カタカナ語概念について
過日(2014年8月13日)、わたくしのブログ「越境する教育学の創成」において「東京学芸大学教職大学院 キーワード・カタカナ語事典」についてふれたが、ここでは、カタカナ語概念について考えてみたい。:http://pedagogytocrosstheborder.blogspot.jp/2014/08/2013.html
講義でもふれるが、まずは、コンプライアンスComplianceについてふれたいと思う。
一般にコンプライアンスは、「法令遵守」と訳します。しかし、この訳だけではコンプライアンス概念はおさまらない。
コンプライアンス概念には、法令遵守に加えて「誠意性・倫理性」を含む。
単なる法令を守ればよいというものではなく、誠意性や倫理性を持つことなしに、コンプライアンスとは言えないと言ってよい。

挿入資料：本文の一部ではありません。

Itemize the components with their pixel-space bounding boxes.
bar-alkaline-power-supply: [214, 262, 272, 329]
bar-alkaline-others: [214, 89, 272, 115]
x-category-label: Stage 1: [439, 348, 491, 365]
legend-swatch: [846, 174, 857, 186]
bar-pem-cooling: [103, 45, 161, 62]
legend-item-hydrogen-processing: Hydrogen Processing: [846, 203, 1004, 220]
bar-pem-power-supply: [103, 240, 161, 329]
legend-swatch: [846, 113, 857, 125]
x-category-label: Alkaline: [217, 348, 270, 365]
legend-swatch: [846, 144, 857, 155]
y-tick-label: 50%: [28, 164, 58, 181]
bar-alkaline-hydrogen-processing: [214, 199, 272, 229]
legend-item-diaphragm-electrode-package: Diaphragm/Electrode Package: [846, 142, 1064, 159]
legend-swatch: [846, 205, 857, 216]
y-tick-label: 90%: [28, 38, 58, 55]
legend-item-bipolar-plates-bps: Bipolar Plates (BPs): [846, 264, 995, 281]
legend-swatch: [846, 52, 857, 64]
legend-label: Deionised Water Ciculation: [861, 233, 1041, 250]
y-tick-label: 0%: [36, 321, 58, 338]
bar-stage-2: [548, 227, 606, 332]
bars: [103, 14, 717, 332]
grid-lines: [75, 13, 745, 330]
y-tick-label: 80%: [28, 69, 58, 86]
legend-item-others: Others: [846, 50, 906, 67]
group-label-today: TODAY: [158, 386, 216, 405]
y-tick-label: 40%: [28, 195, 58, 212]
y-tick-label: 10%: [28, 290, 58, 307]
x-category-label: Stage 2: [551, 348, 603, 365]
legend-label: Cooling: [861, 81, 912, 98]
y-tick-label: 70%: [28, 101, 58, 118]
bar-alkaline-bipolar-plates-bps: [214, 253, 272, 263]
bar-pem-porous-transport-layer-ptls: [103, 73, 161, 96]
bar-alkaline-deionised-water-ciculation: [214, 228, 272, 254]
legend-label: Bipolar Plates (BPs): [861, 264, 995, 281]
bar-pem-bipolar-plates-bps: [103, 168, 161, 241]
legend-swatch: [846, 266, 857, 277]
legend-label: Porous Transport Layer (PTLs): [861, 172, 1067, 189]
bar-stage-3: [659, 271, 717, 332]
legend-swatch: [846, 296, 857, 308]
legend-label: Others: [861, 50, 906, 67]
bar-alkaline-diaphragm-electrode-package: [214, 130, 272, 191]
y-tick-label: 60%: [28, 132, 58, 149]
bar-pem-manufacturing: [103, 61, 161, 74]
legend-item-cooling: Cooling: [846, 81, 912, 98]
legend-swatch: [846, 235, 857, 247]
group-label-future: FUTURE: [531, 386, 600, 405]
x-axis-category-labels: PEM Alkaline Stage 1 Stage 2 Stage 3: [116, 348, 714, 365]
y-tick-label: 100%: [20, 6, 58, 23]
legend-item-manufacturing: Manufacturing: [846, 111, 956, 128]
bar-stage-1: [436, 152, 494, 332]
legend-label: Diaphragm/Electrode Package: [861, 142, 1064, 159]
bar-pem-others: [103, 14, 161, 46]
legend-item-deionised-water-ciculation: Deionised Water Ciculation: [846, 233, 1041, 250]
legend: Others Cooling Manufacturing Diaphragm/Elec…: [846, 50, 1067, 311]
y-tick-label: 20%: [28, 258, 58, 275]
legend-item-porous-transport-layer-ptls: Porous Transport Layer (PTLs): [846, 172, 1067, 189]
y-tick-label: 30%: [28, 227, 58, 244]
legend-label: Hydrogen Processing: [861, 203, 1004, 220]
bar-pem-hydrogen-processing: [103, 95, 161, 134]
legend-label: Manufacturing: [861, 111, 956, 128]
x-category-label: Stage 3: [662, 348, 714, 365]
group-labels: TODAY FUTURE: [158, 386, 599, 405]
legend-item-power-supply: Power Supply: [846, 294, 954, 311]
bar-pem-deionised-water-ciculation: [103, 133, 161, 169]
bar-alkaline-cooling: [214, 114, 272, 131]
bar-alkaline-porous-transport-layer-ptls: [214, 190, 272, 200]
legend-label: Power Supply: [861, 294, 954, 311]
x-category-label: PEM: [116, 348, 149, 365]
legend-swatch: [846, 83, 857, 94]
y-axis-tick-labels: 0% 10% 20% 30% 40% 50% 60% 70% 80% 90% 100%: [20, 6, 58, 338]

*浜辺陽一郎(2005)『コンプライアンスの考え方―信頼される企業経営のために』中公新書
次に、日本語の「管理」という言葉について考えてみたい。
「管理」という言葉の英訳は何か?
これも講義でふれることがあるが、以下の多様性に注目してほしい。
① controlコントロール(統制)
② managementマネジメント(経営)
③ administrationアドミニストレーション(運営)
④ supervisionスーパービジョン(監督)
⑤ directionディレクション(指導)
⑥ chargeチャージ(責任)
そして、
⑦〔 〕などがある。
最後の⑦にはどんな英訳が入るのか。
この⑦の言葉に「管理」概念があることに驚きを禁じえない。
さらに、しばしば使われるケースCaseという語の訳語に注目したい。
1 対象 : 私たちの日常的な教育活動・・・
2 事例 : 事件・事故・災害の発生・・・
3 問題: 死傷・心的外傷・感染症・不登校・・・
4 事件 : 被害回避・縮減不能=クライシス・・・
5 真相 : 事実の把握・因果関係の究明・・・
6 症例 : 身体症状、心の病とその対応・・・
7 論拠 : 道義的責任、説明責任の根拠・・・
8 裁判 : 係争関係、裁かれる個人と組織・・・
たかがケース、されどケースである。
ケースの意義については、この至言!
「ケースは人を作る。ケースはルールと手続きを作り、そして、制度を作る。」 (憲法学者・角替 晃の言葉)
日本語の持つ豊かさを否定するものではない。
ただ、その限界にも目を向けたい。
国際化、グローバル化が進む中で、日本語をも問い直す必要はないだろうか。
言語活動の充実が叫ばれ、各教科・領域を超えて児童生徒への教育活動を見直さねばならない今、教師自身の言語感覚・言語活動を拡張・深化させる必要があるのではないだろうか、
日本語の豊かさ、面白さについてもふれておきたい。
かつて、「ことばの教師」を自認しておられた国語科の小林直樹氏が同僚にいた。
彼から実に数多くの刺激を受けた。
今日、わたくしがことばにこだわりを持つに至ったきっかけは、
彼の存在なくして語ることはできない。
そのひとつが「やまとことば(和語)」への注目であり、ひらがなへのふり漢字の妙である。
彼は常に中学生や同僚教師に「わしづかむ」ことの大切さを訴えておられた。
わしにはふたつのふり漢字をして用いる。
まさに猛禽類の鷲の如く鷲がつかむ。
だれでもない儂(私)がつかむ。
彼は、今、母国を離れ、異国でことばの《ひと》として暮らしている。
越境する教育学の創成には、ことばに関する感覚を研ぎすますことと、その限界も理解していることが大切だと思う。